My husband brought home a ton of milk the other night so after straining it all through a towel into various mason jars I decided to try my hand at making cheese the next day. 

We made our cheese with raw milk from our cow and some from one of our goats. 

What you need: 

1 gallon of milk 

2 large lemons 

Dish towel 

Cotton yarn 

A pinch of non-iodized salt. (I used sea salt) 

The first thing I did was find something that held a gallon of milk and I poured all the milk into it until I had a gallon. 


My almost-three-year old was a very willing helper. 


Here is the gallon jug full of milk. 

I poured the milk into a large pot to boil and added a pinch of salt. 


Next we cut up our lemons and squeezed their juice into a bowl. 

Make sure to occasionally stir your milk and once the little bubbles start to form around the outside, turn off the heat and add the lemon juice. 


Once the lemon juice has been added, the milk will begin to curdle. Gently stir in the lemon juice and let it sit for 15 minutes. 


Set a stainless steel bowl under a knob on one of your kitchen cupboards and set your colander on top. Put your dish towel over the colander and start to ladle the cheese curds and whey into the towel. 


Once most of the whey has drained through the colander, tie the dish towel to the cupboard knob and leave the bowl underneath it to drain for another hour or two. 


Once mine had stopped dropping I squeezed out as much whey as I could while it was still tied there and let it sit for another 1/2 hour. 

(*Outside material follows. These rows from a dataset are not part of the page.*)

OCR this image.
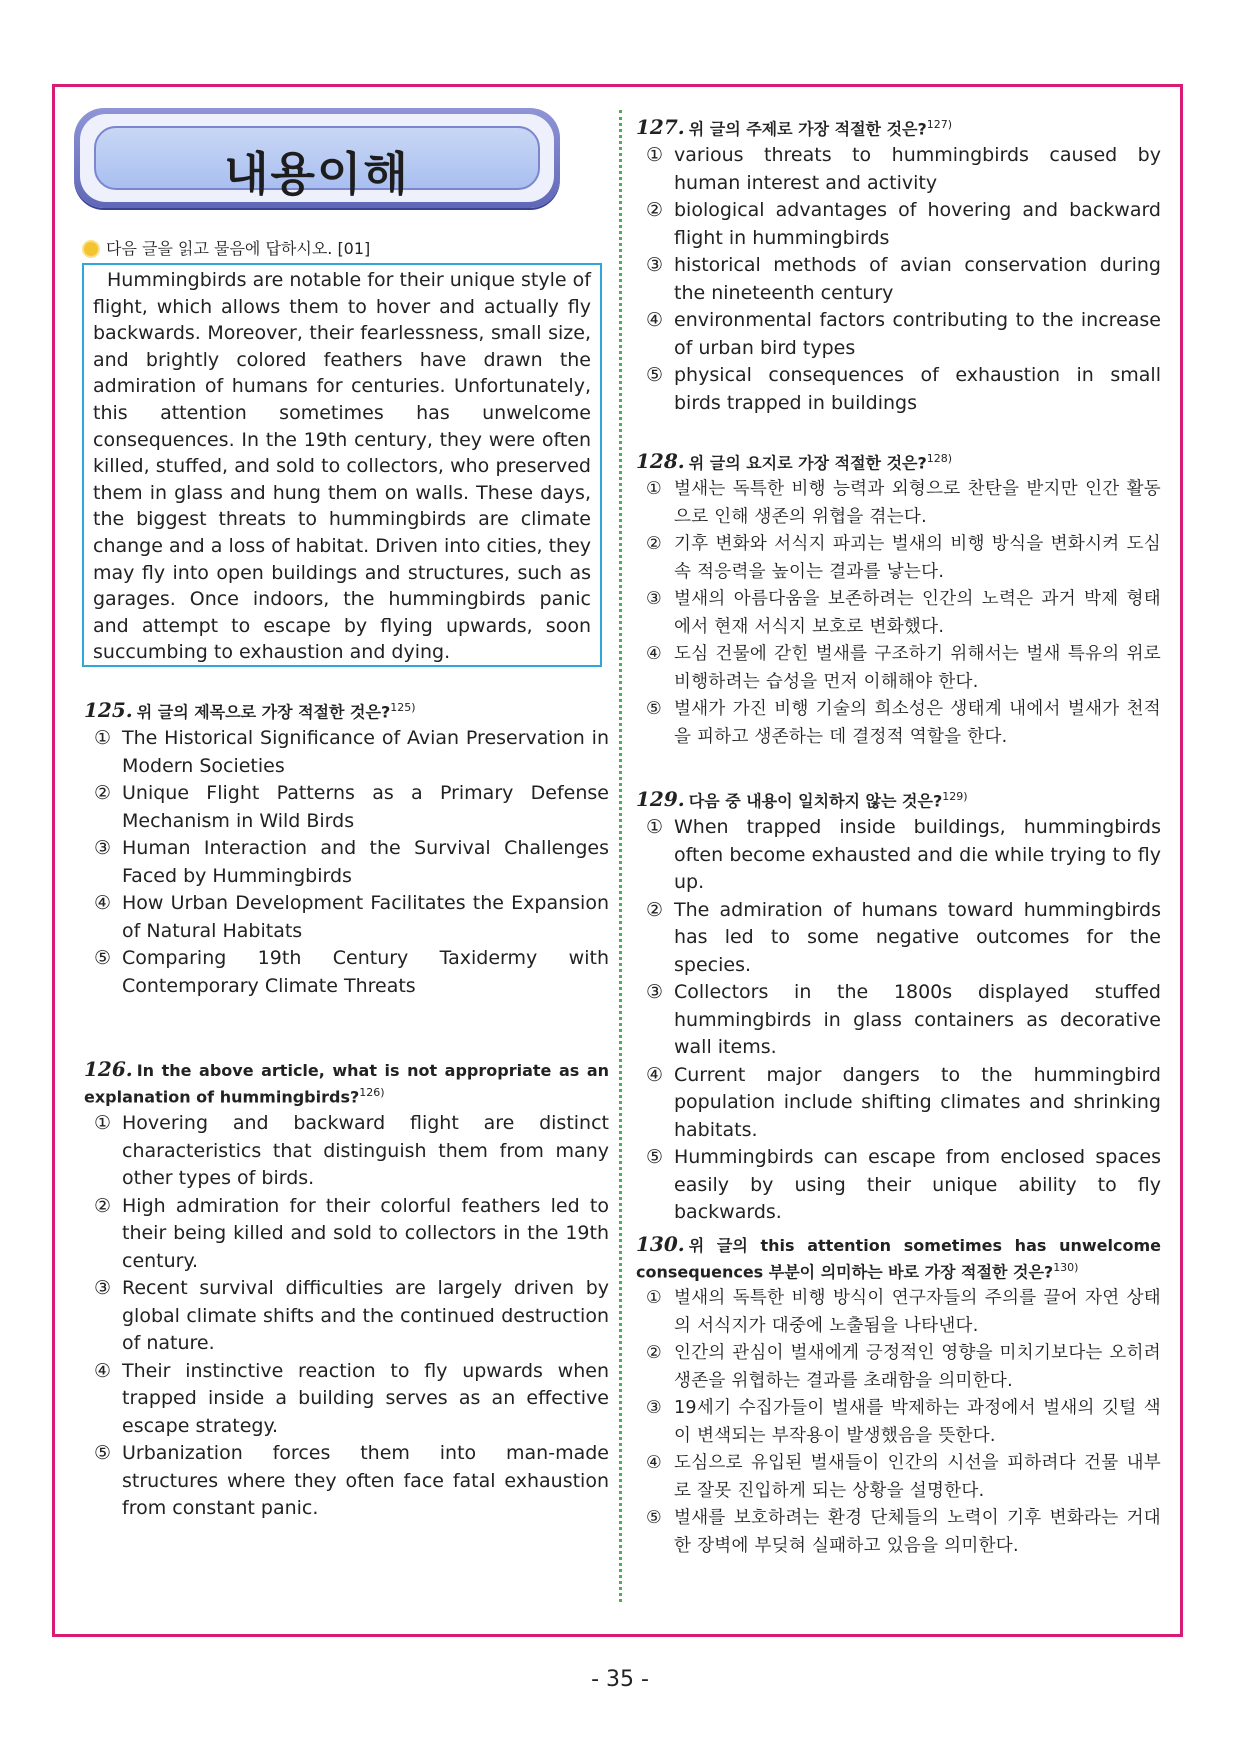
내용이해
다음 글을 읽고 물음에 답하시오. [01]

Hummingbirds are notable for their unique style of flight, which allows them to hover and actually fly backwards. Moreover, their fearlessness, small size, and brightly colored feathers have drawn the admiration of humans for centuries. Unfortunately, this attention sometimes has unwelcome consequences. In the 19th century, they were often killed, stuffed, and sold to collectors, who preserved them in glass and hung them on walls. These days, the biggest threats to hummingbirds are climate change and a loss of habitat. Driven into cities, they may fly into open buildings and structures, such as garages. Once indoors, the hummingbirds panic and attempt to escape by flying upwards, soon succumbing to exhaustion and dying.

125. 위 글의 제목으로 가장 적절한 것은?$^{125)}$
① The Historical Significance of Avian Preservation in Modern Societies
② Unique Flight Patterns as a Primary Defense Mechanism in Wild Birds
③ Human Interaction and the Survival Challenges Faced by Hummingbirds
④ How Urban Development Facilitates the Expansion of Natural Habitats
⑤ Comparing 19th Century Taxidermy with Contemporary Climate Threats
126. In the above article, what is not appropriate as an explanation of hummingbirds?$^{126)}$
① Hovering and backward flight are distinct characteristics that distinguish them from many other types of birds.
② High admiration for their colorful feathers led to their being killed and sold to collectors in the 19th century.
③ Recent survival difficulties are largely driven by global climate shifts and the continued destruction of nature.
④ Their instinctive reaction to fly upwards when trapped inside a building serves as an effective escape strategy.
⑤ Urbanization forces them into man-made structures where they often face fatal exhaustion from constant panic.
127. 위 글의 주제로 가장 적절한 것은?$^{127)}$
① various threats to hummingbirds caused by human interest and activity
② biological advantages of hovering and backward flight in hummingbirds
③ historical methods of avian conservation during the nineteenth century
④ environmental factors contributing to the increase of urban bird types
⑤ physical consequences of exhaustion in small birds trapped in buildings
128. 위 글의 요지로 가장 적절한 것은?$^{128)}$
① 벌새는 독특한 비행 능력과 외형으로 찬탄을 받지만 인간 활동으로 인해 생존의 위협을 겪는다.
② 기후 변화와 서식지 파괴는 벌새의 비행 방식을 변화시켜 도심 속 적응력을 높이는 결과를 낳는다.
③ 벌새의 아름다움을 보존하려는 인간의 노력은 과거 박제 형태에서 현재 서식지 보호로 변화했다.
④ 도심 건물에 갇힌 벌새를 구조하기 위해서는 벌새 특유의 위로 비행하려는 습성을 먼저 이해해야 한다.
⑤ 벌새가 가진 비행 기술의 희소성은 생태계 내에서 벌새가 천적을 피하고 생존하는 데 결정적 역할을 한다.
129. 다음 중 내용이 일치하지 않는 것은?$^{129)}$
① When trapped inside buildings, hummingbirds often become exhausted and die while trying to fly up.
② The admiration of humans toward hummingbirds has led to some negative outcomes for the species.
③ Collectors in the 1800s displayed stuffed hummingbirds in glass containers as decorative wall items.
④ Current major dangers to the hummingbird population include shifting climates and shrinking habitats.
⑤ Hummingbirds can escape from enclosed spaces easily by using their unique ability to fly backwards.
130. 위 글의 this attention sometimes has unwelcome consequences 부분이 의미하는 바로 가장 적절한 것은?$^{130)}$
① 벌새의 독특한 비행 방식이 연구자들의 주의를 끌어 자연 상태의 서식지가 대중에 노출됨을 나타낸다.
② 인간의 관심이 벌새에게 긍정적인 영향을 미치기보다는 오히려 생존을 위협하는 결과를 초래함을 의미한다.
③ 19세기 수집가들이 벌새를 박제하는 과정에서 벌새의 깃털 색이 변색되는 부작용이 발생했음을 뜻한다.
④ 도심으로 유입된 벌새들이 인간의 시선을 피하려다 건물 내부로 잘못 진입하게 되는 상황을 설명한다.
⑤ 벌새를 보호하려는 환경 단체들의 노력이 기후 변화라는 거대한 장벽에 부딪혀 실패하고 있음을 의미한다.
- 35 -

I squeezed it out again and then opened up the towel on my counter. After picking off a few bits of cheese stuck to the towel and rolling it all into a ball, I had cheese! 

Store your cheese in the fridge. You can make all sorts of combinations of herbs and jams with your cheese to make a delicious spread for a party. I’m looking forward to trying a bunch of different ideas. 

Have you ever made cheese? Share a photo or tell me what extras you added to your cheese.